The increasing of opioid overdose epidemic in the U.S. may be caused by racial stereotypes according to a chief opioid addiction expert.
There is a growth in the number of white Americans who die because of drug overdoses, while the rate remains the same among black Americans and Hispanics. According to Business Insider, the rate in 2014 is two times higher than in 2002.
The chief medical officer for The Phoenix House and a leading expert on opioid addiction, Dr. Andrew Kolodny stated has suggested that there might be a correlation between the way some doctors give prescriptions on opioid pain killers to patients, which is influenced by racist stereotypes.
He said, "What's happening is we're overexposing whites to prescription opioids. Doctors prescribe narcotics more cautiously to black patients. It appeared the doctor may be more worried about addiction or diversion of the pills onto the black market if the patient was black and if the patient is white, they're overprescribing."
There was an important finding in a 2003 study as published in The American Journal of Public Health. It showed that white patients were more likely to get opioid painkillers prescriptions for back pain and migraines than black patients.
In Vox, it mentions what has become the possibility. Doctors did not give drugs to treat pain for black patients to prevent them from selling the drugs illegally. On the other hand, doctors were more lenient to white patients. This is what the racist stereotype has done to the growing number of opioid overdose epidemic among white Americans.
White Americans, who had used the drugs, then became addicted and sooner or later would replace the drugs with cheaper ones, including heroin, to satisfy their addiction.
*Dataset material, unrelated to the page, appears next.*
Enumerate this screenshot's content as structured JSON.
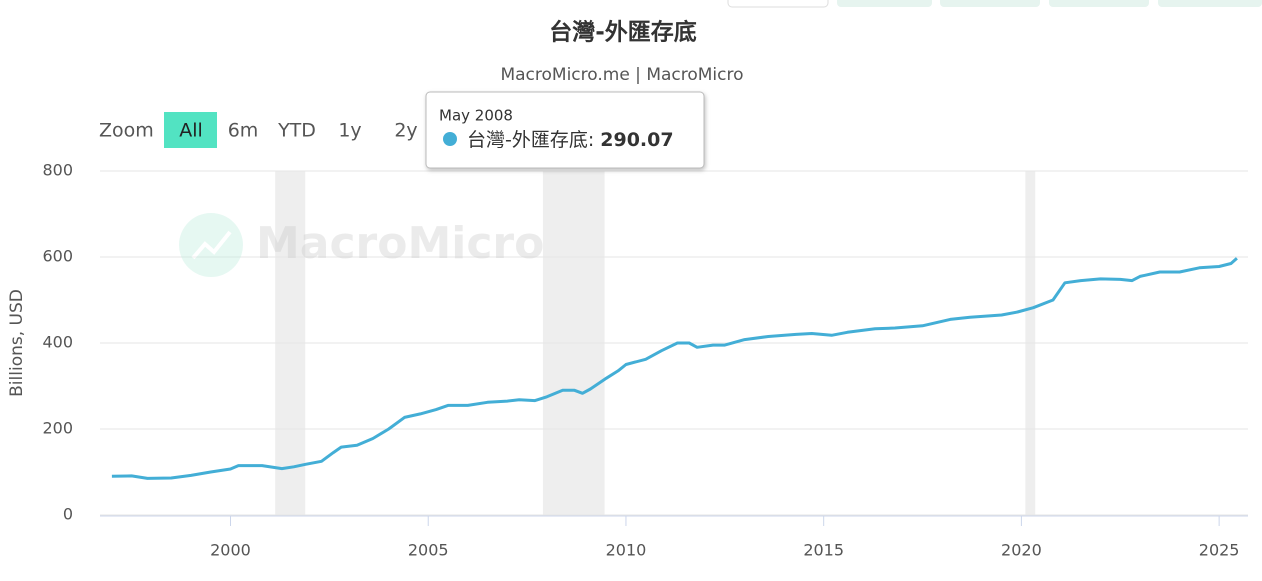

A study in 2014 published in JAMA Psychiatry suggested that almost 90 percent of patients who looked for treatments, and then started to use heroin during the last decade were white Americans. This is a huge change compared to the 1980s.
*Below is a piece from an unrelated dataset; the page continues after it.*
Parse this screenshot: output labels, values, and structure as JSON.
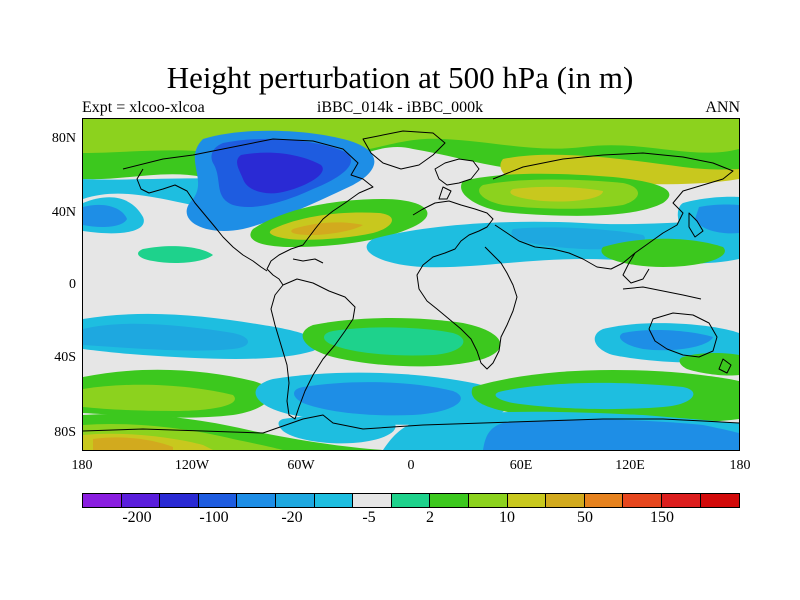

As stated in The Diane Rehm Show , the number of death among Americans from drug overdose epidemic in 2014 is no less than 47,000. The Southwest and Appalachia were the worst, according to the CDC report. However, the rate in every county is getting higher. President Obama, political leaders, and local officials have pushed more efforts to be done to address the issue.
Dr. Nora Volkow, the director of National Institute on Drug Abuse of NIH, said, "The prescription of opioids is basically -- has increased dramatically since 2000. And in parallel to this increase, there has not been an increase in the training and education of medical students or providers on how to properly manage pain and how to properly prescribe opioids."
She continued, "And unfortunately, the data has shown us that that's not the case and that approximately 10 percent of patients that are prescribed these medications will become addicted. And this risk increases, of course, if the prescription is to teenagers."